Open capnrefsmmat opened 3 years ago
Hey @alexcoda want to take a look at this? Cheryl has a good start in #1213 but it's missing the critical plumbing to actually do the geographic aggregations (it currently just outputs extra copies of the state df under different names).
I've attached a csv file which is the result of recently running pull.pull_nchs_mortality_data
with our Socrata key for you to use for testing.
@krivard yep! I'll take a crack at it sometime this weekend. I'll let you know if I have any more questions about it
Looking at the csv columns, there's a mix of counts and percent values (from the source), so presumably we'll have to do something like the following to do a weighted average of the percentages and a nonweighted sum for the counts? And NCHS should cover all states that are included in HHS regions, so we don't need to worry about weird denominator handling right?
df"weight"] = df["population"]
proportion_vals = gmpr.replace_geocode(df, "state_id", new_geo, ... , date_col="timestamp", data_cols=[<all columns that are a percentage>]
# weight column gets removed
count_vals = gmpr.replace_geocode(df, "state_id", new_geo,..., date_col="timestamp", data_cols=[<all columns that are a counts>]

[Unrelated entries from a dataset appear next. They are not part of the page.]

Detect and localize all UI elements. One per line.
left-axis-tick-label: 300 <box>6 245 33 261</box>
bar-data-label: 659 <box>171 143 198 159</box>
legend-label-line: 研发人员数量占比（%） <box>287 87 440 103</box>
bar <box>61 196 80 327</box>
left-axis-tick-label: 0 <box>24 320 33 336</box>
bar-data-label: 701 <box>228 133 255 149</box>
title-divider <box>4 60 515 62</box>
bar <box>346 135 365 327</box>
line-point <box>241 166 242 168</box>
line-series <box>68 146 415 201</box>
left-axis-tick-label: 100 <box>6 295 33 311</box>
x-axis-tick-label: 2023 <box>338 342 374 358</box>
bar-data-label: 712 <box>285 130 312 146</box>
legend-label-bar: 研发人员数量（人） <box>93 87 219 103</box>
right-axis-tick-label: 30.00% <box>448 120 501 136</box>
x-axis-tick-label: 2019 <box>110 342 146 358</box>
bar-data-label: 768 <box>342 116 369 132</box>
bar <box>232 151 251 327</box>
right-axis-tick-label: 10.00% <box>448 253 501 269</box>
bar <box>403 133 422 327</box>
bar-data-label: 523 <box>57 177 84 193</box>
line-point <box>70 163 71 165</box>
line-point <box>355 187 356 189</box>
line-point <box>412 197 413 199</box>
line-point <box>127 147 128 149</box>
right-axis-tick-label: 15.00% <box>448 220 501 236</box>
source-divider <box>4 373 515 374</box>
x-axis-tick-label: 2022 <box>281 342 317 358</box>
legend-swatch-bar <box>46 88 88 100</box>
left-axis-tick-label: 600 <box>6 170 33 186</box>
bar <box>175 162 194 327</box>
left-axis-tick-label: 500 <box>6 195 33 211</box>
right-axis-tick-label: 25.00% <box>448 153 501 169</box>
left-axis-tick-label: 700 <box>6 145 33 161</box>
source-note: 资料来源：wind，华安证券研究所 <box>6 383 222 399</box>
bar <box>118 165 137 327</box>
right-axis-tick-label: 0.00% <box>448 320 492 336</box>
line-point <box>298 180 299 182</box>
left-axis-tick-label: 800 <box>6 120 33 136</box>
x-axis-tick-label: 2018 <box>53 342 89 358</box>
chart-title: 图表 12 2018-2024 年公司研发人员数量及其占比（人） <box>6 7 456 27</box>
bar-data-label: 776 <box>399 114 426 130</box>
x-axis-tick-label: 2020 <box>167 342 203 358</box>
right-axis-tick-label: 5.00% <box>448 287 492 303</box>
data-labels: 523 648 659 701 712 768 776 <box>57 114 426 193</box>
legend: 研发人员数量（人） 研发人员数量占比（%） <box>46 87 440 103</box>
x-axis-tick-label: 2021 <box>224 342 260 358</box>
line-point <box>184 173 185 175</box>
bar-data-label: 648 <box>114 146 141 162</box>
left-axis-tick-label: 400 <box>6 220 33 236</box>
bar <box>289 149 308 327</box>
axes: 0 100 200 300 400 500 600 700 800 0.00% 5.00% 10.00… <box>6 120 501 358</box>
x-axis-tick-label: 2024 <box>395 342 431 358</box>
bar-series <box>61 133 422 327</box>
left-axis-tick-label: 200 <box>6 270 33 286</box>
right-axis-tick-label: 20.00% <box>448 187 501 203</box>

# combine the two dataframes back
We ended up going down a huge rabbit hole after realizing geomapper doesnt do state_id to fips, only state_code, but will continue to finish this next week.
presumably we'll have to do something like the following to do
that looks right, yes.
NCHS should cover all states that are included in HHS regions
That's correct; here's the NCHS coverage map for reference
(and the like five different ways of specifying states is indeed a pain)
The NCHS mortality data is currently only available at the state level. It seems like it should be possible to aggregate it to the nation and HHS levels. (If it's not possible for some reason, we should document that so nobody tries to use state and aggregate themselves.) Having all our signals consistently available at HHS and nation when possible would make it easy to compare things.
There's no pressing need for this that I know of; I just noticed the inconsistency and think it'd be nice to fix.